Friday, September 15, 2006

NEC develops razor-thin battery

It would be used in active RFID cards

News Story by Martyn Williams Taken by: Daniel George
Website: http://www.computerworld.com/printthis/2005/0,4814,106852,00.html

DECEMBER 08, 2005 (IDG NEWS SERVICE) - TOKYO

Engineers at Japan's NEC Corp. have developed a flexible battery that is less than a millimeter thick and can be charged in half a minute, the company said.

The battery has been designed for use in applications such as active radio frequency identification (RFID) cards and could provide enough power to keep such cards running for several weeks before requiring a recharge, said Yoshimi Kubo, chief manager of fuel cell and battery research at NEC's fundamental and environmental research laboratories yesterday.

The device is an "organic radical battery," a technology developed by NEC that uses materials that are more environmentally friendly than the chemicals found in common rechargeable batteries, the company said.

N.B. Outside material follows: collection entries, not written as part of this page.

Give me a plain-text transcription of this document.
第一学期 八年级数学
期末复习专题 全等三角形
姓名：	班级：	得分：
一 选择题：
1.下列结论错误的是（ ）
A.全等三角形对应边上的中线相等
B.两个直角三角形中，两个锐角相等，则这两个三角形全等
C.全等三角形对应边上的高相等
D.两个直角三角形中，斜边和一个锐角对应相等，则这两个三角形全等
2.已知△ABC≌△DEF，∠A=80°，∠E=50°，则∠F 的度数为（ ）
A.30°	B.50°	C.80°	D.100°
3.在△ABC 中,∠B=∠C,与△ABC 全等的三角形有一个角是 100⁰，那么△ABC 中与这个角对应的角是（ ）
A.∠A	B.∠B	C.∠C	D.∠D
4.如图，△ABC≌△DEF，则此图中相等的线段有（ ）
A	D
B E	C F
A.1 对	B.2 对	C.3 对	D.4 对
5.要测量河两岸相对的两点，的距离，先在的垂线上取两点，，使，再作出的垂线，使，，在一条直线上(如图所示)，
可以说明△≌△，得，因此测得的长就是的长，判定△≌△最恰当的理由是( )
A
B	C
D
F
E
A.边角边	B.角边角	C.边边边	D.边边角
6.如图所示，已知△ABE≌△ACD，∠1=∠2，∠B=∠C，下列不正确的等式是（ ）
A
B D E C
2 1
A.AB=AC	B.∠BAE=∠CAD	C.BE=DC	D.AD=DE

NEC began researching the technology in 2000, and its work has been partly funded by Japan's New Energy and Industrial Technology Development Organization (NEDO).

One of the features of such batteries is their ability to be charged quickly. The device unveiled yesterday can be charged to about 80% of its capacity in about 30 seconds.

A prototype is being demonstrated this week at an NEC event in Tokyo. The battery measures about 4 centimeters square and has been fitted into a card that's about the same size as an identification or credit card. After a charge, it can keep an LED embedded in the card lighted for about 20 minutes before requiring a recharge.

Such thin batteries are important for active-type RFID cards. Most RFID cards or tags are passive devices that aren't capable of transmitting data on their own and work when brought into proximity with a radio field from a tag reader. This typically means they work over a range of several centimeters. Active tags are more like miniature radios and can transmit over longer distances, which means they can be read without having to bring them as close to the tag reader.

NEC said it has no plans for commercial production of the device or an estimate of how much it would cost at such a time as production begins.

It's also not the first organic radical battery application developed by NEC.

A larger version of the battery was shown earlier this year and proposed as a possible future emergency power source for PCs. Because the battery is capable of delivering a large amount of power in a short period, NEC demonstrated it being used to power a PC for about 15 seconds, which is enough time for the PC to back up important data and shut down properly.

That application used four batteries, each of which measure 55 by 43 millimeters and are 4mm thick, which is about the same size as a stack of three credit cards. Each cell weighs 20 grams. Like the prototype on show this week, NEC didn't have any immediate commercialization plans for the technology.